In many research studies, you do not have the opportunity to randomly assign an exposure variable. The influence of the exposure variable on the outcome variable can sometimes produce misleading results because there may be other covariates which are important predictors of the outcome which are also imbalanced across the levels of exposure. A propensity score model creates a new composite variable, the propensity score, which helps you identify pairs or groups of variables with similar covariate patterns. The use of stratification or matching on the propensity score removes the effect of covariate imbalance and allows for a fair and unbiased comparison of the exposure group with the control group.
A propensity score model assumes that you have a binary exposure variable and one or more covariates that are potentially imbalanced across the levels of the exposure variable. The outcome variable can take on many forms. It can be a continuous outcome, a categorical outcome, or a survival time. The propensity score is estimated by fitting a logistic regression model to the exposure variable as the dependent variable and all the important covariates as independent variables. The outcome variable is ignored during this stage of the analysis. For each observation in the data set, compute a predicted probability for being in the exposed group. A large value for the propensity score represents a covariate pattern that is more likely to appear in the exposed category. A small value represents a covariate pattern that is more likely to appear in the control category. By matching or stratifying on the propensity score, you make implicit comparisons only among observations that have similar covariate patterns.

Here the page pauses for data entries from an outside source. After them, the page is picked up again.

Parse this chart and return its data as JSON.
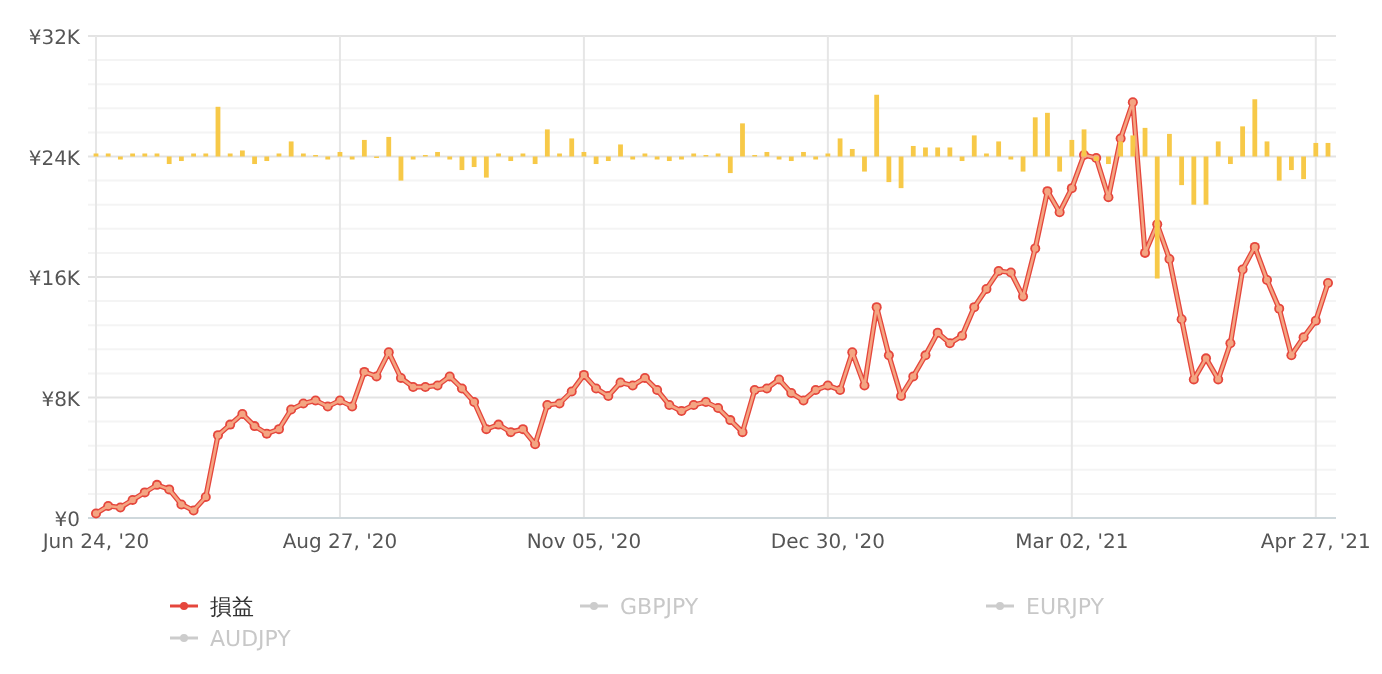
{
  "chart_data": {
    "type": "line",
    "categories": [
      "Jun 24, '20",
      null,
      null,
      null,
      null,
      null,
      null,
      null,
      null,
      null,
      null,
      null,
      null,
      null,
      null,
      null,
      null,
      null,
      null,
      null,
      "Aug 27, '20",
      null,
      null,
      null,
      null,
      null,
      null,
      null,
      null,
      null,
      null,
      null,
      null,
      null,
      null,
      null,
      null,
      null,
      null,
      null,
      "Nov 05, '20",
      null,
      null,
      null,
      null,
      null,
      null,
      null,
      null,
      null,
      null,
      null,
      null,
      null,
      null,
      null,
      null,
      null,
      null,
      null,
      "Dec 30, '20",
      null,
      null,
      null,
      null,
      null,
      null,
      null,
      null,
      null,
      null,
      null,
      null,
      null,
      null,
      null,
      null,
      null,
      null,
      null,
      "Mar 02, '21",
      null,
      null,
      null,
      null,
      null,
      null,
      null,
      null,
      null,
      null,
      null,
      null,
      null,
      null,
      null,
      null,
      null,
      null,
      null,
      "Apr 27, '21",
      null
    ],
    "series": [
      {
        "type": "bar",
        "color": "#f7c948",
        "base": [
          24000,
          24000,
          24000,
          24000,
          24000,
          24000,
          24000,
          24000,
          24000,
          24000,
          24000,
          24000,
          24000,
          24000,
          24000,
          24000,
          24000,
          24000,
          24000,
          24000,
          24000,
          24000,
          24000,
          24000,
          24000,
          24000,
          24000,
          24000,
          24000,
          24000,
          24000,
          24000,
          24000,
          24000,
          24000,
          24000,
          24000,
          24000,
          24000,
          24000,
          24000,
          24000,
          24000,
          24000,
          24000,
          24000,
          24000,
          24000,
          24000,
          24000,
          24000,
          24000,
          24000,
          24000,
          24000,
          24000,
          24000,
          24000,
          24000,
          24000,
          24000,
          24000,
          24000,
          24000,
          24000,
          24000,
          24000,
          24000,
          24000,
          24000,
          24000,
          24000,
          24000,
          24000,
          24000,
          24000,
          24000,
          24000,
          24000,
          24000,
          24000,
          24000,
          24000,
          24000,
          24000,
          24000,
          24000,
          24000,
          24000,
          24000,
          24000,
          24000,
          24000,
          24000,
          24000,
          24000,
          24000,
          24000,
          24000,
          24000,
          24000,
          24000
        ],
        "values": [
          200,
          200,
          -200,
          200,
          200,
          200,
          -500,
          -300,
          200,
          200,
          3300,
          200,
          400,
          -500,
          -300,
          200,
          1000,
          200,
          100,
          -200,
          300,
          -200,
          1100,
          -100,
          1300,
          -1600,
          -200,
          100,
          300,
          -200,
          -900,
          -700,
          -1400,
          200,
          -300,
          200,
          -500,
          1800,
          200,
          1200,
          300,
          -500,
          -300,
          800,
          -200,
          200,
          -200,
          -300,
          -200,
          200,
          100,
          200,
          -1100,
          2200,
          100,
          300,
          -200,
          -300,
          300,
          -200,
          200,
          1200,
          500,
          -1000,
          4100,
          -1700,
          -2100,
          700,
          600,
          600,
          600,
          -300,
          1400,
          200,
          1000,
          -200,
          -1000,
          2600,
          2900,
          -1000,
          1100,
          1800,
          -300,
          -500,
          1000,
          1400,
          1900,
          -8100,
          1500,
          -1900,
          -3200,
          -3200,
          1000,
          -500,
          2000,
          3800,
          1000,
          -1600,
          -900,
          -1500,
          900,
          900
        ]
      },
      {
        "name": "損益",
        "color": "#e5463c",
        "values": [
          300,
          800,
          700,
          1200,
          1700,
          2200,
          1900,
          900,
          500,
          1400,
          5500,
          6200,
          6900,
          6100,
          5600,
          5900,
          7200,
          7600,
          7800,
          7400,
          7800,
          7400,
          9700,
          9400,
          11000,
          9300,
          8700,
          8700,
          8800,
          9400,
          8600,
          7700,
          5900,
          6200,
          5700,
          5900,
          4900,
          7500,
          7600,
          8400,
          9500,
          8600,
          8100,
          9000,
          8800,
          9300,
          8500,
          7500,
          7100,
          7500,
          7700,
          7300,
          6500,
          5700,
          8500,
          8600,
          9200,
          8300,
          7800,
          8500,
          8800,
          8500,
          11000,
          8800,
          14000,
          10800,
          8100,
          9400,
          10800,
          12300,
          11600,
          12100,
          14000,
          15200,
          16400,
          16300,
          14700,
          17900,
          21700,
          20300,
          21900,
          24100,
          23900,
          21300,
          25200,
          27600,
          17600,
          19500,
          17200,
          13200,
          9200,
          10600,
          9200,
          11600,
          16500,
          18000,
          15800,
          13900,
          10800,
          12000,
          13100,
          15600
        ]
      },
      {
        "name": "GBPJPY",
        "color": "#cccccc",
        "values": [
          null,
          null,
          null,
          null,
          null,
          null,
          null,
          null,
          null,
          null,
          null,
          null,
          null,
          null,
          null,
          null,
          null,
          null,
          null,
          null,
          null,
          null,
          null,
          null,
          null,
          null,
          null,
          null,
          null,
          null,
          null,
          null,
          null,
          null,
          null,
          null,
          null,
          null,
          null,
          null,
          null,
          null,
          null,
          null,
          null,
          null,
          null,
          null,
          null,
          null,
          null,
          null,
          null,
          null,
          null,
          null,
          null,
          null,
          null,
          null,
          null,
          null,
          null,
          null,
          null,
          null,
          null,
          null,
          null,
          null,
          null,
          null,
          null,
          null,
          null,
          null,
          null,
          null,
          null,
          null,
          null,
          null,
          null,
          null,
          null,
          null,
          null,
          null,
          null,
          null,
          null,
          null,
          null,
          null,
          null,
          null,
          null,
          null,
          null,
          null,
          null,
          null
        ]
      },
      {
        "name": "EURJPY",
        "color": "#cccccc",
        "values": [
          null,
          null,
          null,
          null,
          null,
          null,
          null,
          null,
          null,
          null,
          null,
          null,
          null,
          null,
          null,
          null,
          null,
          null,
          null,
          null,
          null,
          null,
          null,
          null,
          null,
          null,
          null,
          null,
          null,
          null,
          null,
          null,
          null,
          null,
          null,
          null,
          null,
          null,
          null,
          null,
          null,
          null,
          null,
          null,
          null,
          null,
          null,
          null,
          null,
          null,
          null,
          null,
          null,
          null,
          null,
          null,
          null,
          null,
          null,
          null,
          null,
          null,
          null,
          null,
          null,
          null,
          null,
          null,
          null,
          null,
          null,
          null,
          null,
          null,
          null,
          null,
          null,
          null,
          null,
          null,
          null,
          null,
          null,
          null,
          null,
          null,
          null,
          null,
          null,
          null,
          null,
          null,
          null,
          null,
          null,
          null,
          null,
          null,
          null,
          null,
          null,
          null
        ]
      },
      {
        "name": "AUDJPY",
        "color": "#cccccc",
        "values": [
          null,
          null,
          null,
          null,
          null,
          null,
          null,
          null,
          null,
          null,
          null,
          null,
          null,
          null,
          null,
          null,
          null,
          null,
          null,
          null,
          null,
          null,
          null,
          null,
          null,
          null,
          null,
          null,
          null,
          null,
          null,
          null,
          null,
          null,
          null,
          null,
          null,
          null,
          null,
          null,
          null,
          null,
          null,
          null,
          null,
          null,
          null,
          null,
          null,
          null,
          null,
          null,
          null,
          null,
          null,
          null,
          null,
          null,
          null,
          null,
          null,
          null,
          null,
          null,
          null,
          null,
          null,
          null,
          null,
          null,
          null,
          null,
          null,
          null,
          null,
          null,
          null,
          null,
          null,
          null,
          null,
          null,
          null,
          null,
          null,
          null,
          null,
          null,
          null,
          null,
          null,
          null,
          null,
          null,
          null,
          null,
          null,
          null,
          null,
          null,
          null,
          null
        ]
      },
      {
        "color": "#f4a582",
        "values": [
          300,
          800,
          700,
          1200,
          1700,
          2200,
          1900,
          900,
          500,
          1400,
          5500,
          6200,
          6900,
          6100,
          5600,
          5900,
          7200,
          7600,
          7800,
          7400,
          7800,
          7400,
          9700,
          9400,
          11000,
          9300,
          8700,
          8700,
          8800,
          9400,
          8600,
          7700,
          5900,
          6200,
          5700,
          5900,
          4900,
          7500,
          7600,
          8400,
          9500,
          8600,
          8100,
          9000,
          8800,
          9300,
          8500,
          7500,
          7100,
          7500,
          7700,
          7300,
          6500,
          5700,
          8500,
          8600,
          9200,
          8300,
          7800,
          8500,
          8800,
          8500,
          11000,
          8800,
          14000,
          10800,
          8100,
          9400,
          10800,
          12300,
          11600,
          12100,
          14000,
          15200,
          16400,
          16300,
          14700,
          17900,
          21700,
          20300,
          21900,
          24100,
          23900,
          21300,
          25200,
          27600,
          17600,
          19500,
          17200,
          13200,
          9200,
          10600,
          9200,
          11600,
          16500,
          18000,
          15800,
          13900,
          10800,
          12000,
          13100,
          15600
        ]
      }
    ],
    "ylim": [
      0,
      32000
    ],
    "yticks": [
      {
        "value": 0,
        "label": "¥0"
      },
      {
        "value": 1600,
        "label": null
      },
      {
        "value": 3200,
        "label": null
      },
      {
        "value": 4800,
        "label": null
      },
      {
        "value": 6400,
        "label": null
      },
      {
        "value": 8000,
        "label": "¥8K"
      },
      {
        "value": 9600,
        "label": null
      },
      {
        "value": 11200,
        "label": null
      },
      {
        "value": 12800,
        "label": null
      },
      {
        "value": 14400,
        "label": null
      },
      {
        "value": 16000,
        "label": "¥16K"
      },
      {
        "value": 17600,
        "label": null
      },
      {
        "value": 19200,
        "label": null
      },
      {
        "value": 20800,
        "label": null
      },
      {
        "value": 22400,
        "label": null
      },
      {
        "value": 24000,
        "label": "¥24K"
      },
      {
        "value": 25600,
        "label": null
      },
      {
        "value": 27200,
        "label": null
      },
      {
        "value": 28800,
        "label": null
      },
      {
        "value": 30400,
        "label": null
      },
      {
        "value": 32000,
        "label": "¥32K"
      }
    ],
    "grid": true,
    "legend": "bottom",
    "marker": "circle",
    "line_style": "solid"
  }
}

Here are two interesting published examples of propensity score analysis.
- Does prophylactic sotalol and magnesium decrease the incidence of atrial fibrillation following coronary artery bypass surgery: a propensity-matched analysis. Aerra V, Kuduvalli M, Moloto A, Srinivasan A, Grayson A, Fabri B, Oo A. Journal of Cardiothoracic Surgery 2006: 1(6) [Abstract] [Full text] [PDF]
- Is albumin administration in the acutely ill associated with increased mortality? Results of the SOAP study. Vincent JL, Sakr Y, Reinhart K, Sprung CL, Gerlach H, Ranieri VM. Crit Care 2005: 9(6); R745-54. [Medline] [Abstract] [Full text] [PDF]

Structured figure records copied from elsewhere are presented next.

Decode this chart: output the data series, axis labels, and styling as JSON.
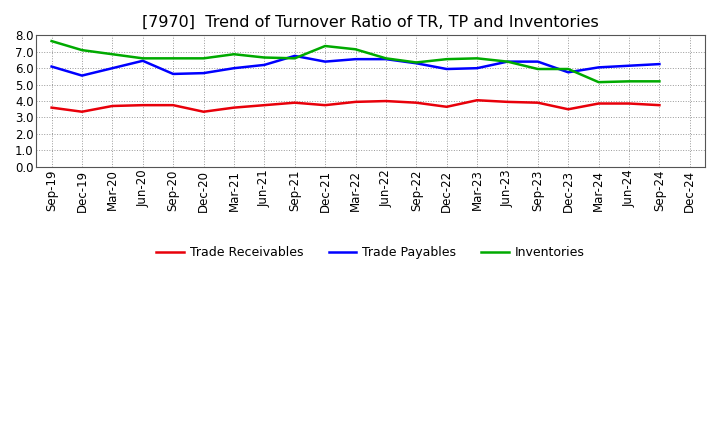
{
  "title": "[7970]  Trend of Turnover Ratio of TR, TP and Inventories",
  "x_labels": [
    "Sep-19",
    "Dec-19",
    "Mar-20",
    "Jun-20",
    "Sep-20",
    "Dec-20",
    "Mar-21",
    "Jun-21",
    "Sep-21",
    "Dec-21",
    "Mar-22",
    "Jun-22",
    "Sep-22",
    "Dec-22",
    "Mar-23",
    "Jun-23",
    "Sep-23",
    "Dec-23",
    "Mar-24",
    "Jun-24",
    "Sep-24",
    "Dec-24"
  ],
  "trade_receivables": [
    3.6,
    3.35,
    3.7,
    3.75,
    3.75,
    3.35,
    3.6,
    3.75,
    3.9,
    3.75,
    3.95,
    4.0,
    3.9,
    3.65,
    4.05,
    3.95,
    3.9,
    3.5,
    3.85,
    3.85,
    3.75,
    null
  ],
  "trade_payables": [
    6.1,
    5.55,
    6.0,
    6.45,
    5.65,
    5.7,
    6.0,
    6.2,
    6.75,
    6.4,
    6.55,
    6.55,
    6.3,
    5.95,
    6.0,
    6.4,
    6.4,
    5.75,
    6.05,
    6.15,
    6.25,
    null
  ],
  "inventories": [
    7.65,
    7.1,
    6.85,
    6.6,
    6.6,
    6.6,
    6.85,
    6.65,
    6.6,
    7.35,
    7.15,
    6.6,
    6.35,
    6.55,
    6.6,
    6.4,
    5.95,
    5.95,
    5.15,
    5.2,
    5.2,
    null
  ],
  "tr_color": "#e8000a",
  "tp_color": "#0000ff",
  "inv_color": "#00aa00",
  "legend_labels": [
    "Trade Receivables",
    "Trade Payables",
    "Inventories"
  ],
  "ylim": [
    0.0,
    8.0
  ],
  "yticks": [
    0.0,
    1.0,
    2.0,
    3.0,
    4.0,
    5.0,
    6.0,
    7.0,
    8.0
  ],
  "title_fontsize": 11.5,
  "tick_fontsize": 8.5,
  "legend_fontsize": 9,
  "background_color": "#ffffff",
  "line_width": 1.8,
  "grid_color": "#999999",
  "spine_color": "#555555"
}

I have used a simple data set in some of my classes that is interesting and fun. It comes from the Data and Story Library (DASL) website. This data set contains the resale values for a random sample of 117 homes in Albuquerque, NM in 1993. The variables in the data set are
- PRICE = Selling price (in dollars)
- SQFT = Square feet of living space
- AGE = Age of home (years)
- FEATS = Number out of 11 features
- NE = Located in northeast sector of city (1) or not (0)
- CUST = Custom built (1) or not (0)
- COR = Corner location (1) or not (0)
The eleven features included dishwasher, refrigerator, microwave, disposer, washer, intercom, skylight(s), compactor, dryer, handicap fit, and cable TV access. The original data set had selling price in hundreds of dollars, but I found it useful to convert this to dollars. This data set also had a column for annual taxes, which I did not include in this data set.
An interesting question is whether custom built houses sell for more than regular homes. A direct comparison of these two groups is unfair though, because custom built houses tend to be bigger and they tend to have more features than regular houses on average. There are also small differences in location with custom built houses being located slightly more often in the northeast sector of the city. There is almost no difference in the proportion of houses found on corner lots however.
You can correct for these disparities using an analysis of covariance model, and that works reasonably well for this data set. In many research settings, though, the number of covariates becomes so large that adjustment for all of the variables simultaneously will not work. In these cases, a propensity score model is very useful.